JACQUES DE CAUNA
– CECILE RÉVAUGER – LA SOCIÉTÉ DES EXPLOITATIONS ESCLAVAGISTES, CARAÎBES
FRANCOPHONE, ANGLOPHONE, HISPANOPHONE, REGARDS CROISÉS
Le titre ne dit pas de quoi il s’agit. Il s’agit bien des plantations
esclavagistes mais dans la dernière période de cet esclavagisme, quand il
commence à se démailler, à la fin du 18ème siècle et au début du 19ème,
grossomodo jusqu’à l’émancipation finale des esclaves en France en 1848. La
logique de cette recherche est donc beaucoup plus le développement de l’émancipation
des noirs que la description réelle de l’esclavage dans toutes ses dimensions.
A partir de 1770 ou à peu près l’esclavage est condamné à court terme, sauf aux
USA où il perdurera le plus longtemps et dans toutes sa brutale horreur.
Certains diront même qu’il perdurera jusqu’en 1963, puis 1964 et 1965 sous des
formes diverses d’apartheid. La question du pourquoi ce fut ainsi différent entre
ici les Caraïbes et les USA, n’est pas posée.
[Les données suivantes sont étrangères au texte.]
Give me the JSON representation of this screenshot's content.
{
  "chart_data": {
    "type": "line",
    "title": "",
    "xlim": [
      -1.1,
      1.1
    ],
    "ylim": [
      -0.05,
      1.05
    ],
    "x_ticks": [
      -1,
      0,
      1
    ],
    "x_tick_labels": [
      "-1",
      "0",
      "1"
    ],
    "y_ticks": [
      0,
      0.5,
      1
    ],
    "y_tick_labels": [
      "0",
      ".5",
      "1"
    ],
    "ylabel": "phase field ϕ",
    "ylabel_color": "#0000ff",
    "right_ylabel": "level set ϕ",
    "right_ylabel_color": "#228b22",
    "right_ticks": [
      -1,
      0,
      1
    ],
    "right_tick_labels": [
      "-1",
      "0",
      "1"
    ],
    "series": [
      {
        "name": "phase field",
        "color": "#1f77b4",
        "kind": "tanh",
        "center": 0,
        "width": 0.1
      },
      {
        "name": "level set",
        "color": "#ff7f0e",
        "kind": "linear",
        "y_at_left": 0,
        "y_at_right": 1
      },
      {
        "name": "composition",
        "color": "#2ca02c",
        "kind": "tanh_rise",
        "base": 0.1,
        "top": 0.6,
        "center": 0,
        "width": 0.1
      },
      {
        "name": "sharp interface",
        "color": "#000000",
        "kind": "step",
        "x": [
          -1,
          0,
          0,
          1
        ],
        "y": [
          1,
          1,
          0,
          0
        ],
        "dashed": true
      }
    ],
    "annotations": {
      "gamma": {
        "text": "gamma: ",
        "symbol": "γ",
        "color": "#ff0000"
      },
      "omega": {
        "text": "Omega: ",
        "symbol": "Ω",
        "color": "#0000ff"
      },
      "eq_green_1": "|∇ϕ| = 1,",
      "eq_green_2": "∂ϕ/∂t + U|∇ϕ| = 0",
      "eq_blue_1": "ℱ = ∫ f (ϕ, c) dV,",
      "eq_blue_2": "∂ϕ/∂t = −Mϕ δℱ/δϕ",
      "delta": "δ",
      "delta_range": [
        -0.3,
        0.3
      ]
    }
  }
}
Une deuxième remarque en passant seulement. Il y a parfois comme une
tentative de refaire l’histoire, je me demande même s’il n’y a pas un peu de
honte à décrire l’horreur. Mais cela empêche de voir l’essentiel : il ne
saurait s’agir en rien de la même chose que la Shoah effectivement mis en
parallèle, ni même d’une chose comparable parce que justement l’horreur du
traitement de ces individus et infiniment plus grace et surtout le fait que
l’esclave est esclave pour dix, vingt ou trente générations. L’enfantement à
Auschwitz était exceptionnel. L’enfantement dans le cadre de l’esclave était
une des dimensions économiques essentielles.
Cela a une autre conséquence. Eric Saunier, page 140, écrit : « …
l’historiographie française de l’esclavage, laquelle est très en retard en
comparaison de la situation dans laquelle se situe l’historiographie
anglo-saxonne. » Si on ne part pas des conditions réelles de comment un
esclave est fabriqué (dans la traversée de l’océan et dans la période
d’acclimatation) par la main et le fouet humain à partir d’un être humain venu
d’une autre culture dont on l’arrache et dont on lui interdit même de se
souvenir, par la violence extrême selon les recettes d’un certain Willie Lynch,
on ne comprend pas les effets à long terme, ce que les Anglo-saxons, ici un
terme faux car il s’agit d’abord et avant tout des Noirs et des Indiens
d’Amérique qui ne sont pas des Anglo-Saxons, sans compter les Latinos et autres
Hispanos d’Amérique Latine qui eux non plus ne sont pas des Anglo-saxons, ce
donc que les historiens américains appellent le « Post Traumatic
Slave/Slavery Syndrome/Disorder » pour les descendants des esclaves noirs
et son équivalent que je glose comme étant le « Post Traumatic Colonial
Syndrome/Disorder » pour les Indiens, et l’on peut remplacer le terme
Colonial par Extermination, Elimination, et tout autre terme de ce niveau. Une
conséquence insidieuse est de gommer un tant soit peu, ne serait-ce que par
pudeur, les sévices, tortures et autres traitements sadiques quotidiens
auxquels étaient soumis les esclaves – et les Indiens – que pratiquement aucun
SS d’Auschwitz sauf le docteur Mengele qui devait être un officier SS, aurait
eu l’idée d’appliquer aux déportés. La Chienne de Buchenwald se faisait faire
des lampes avec les peaux tatouées des prisonniers, mais elle ne les faisait
peler qu’après qu’ils fussent mort. Les esclaves et les Indiens étaient pelés
vivants et avec force sel si possible et par exemple à coups de fouet.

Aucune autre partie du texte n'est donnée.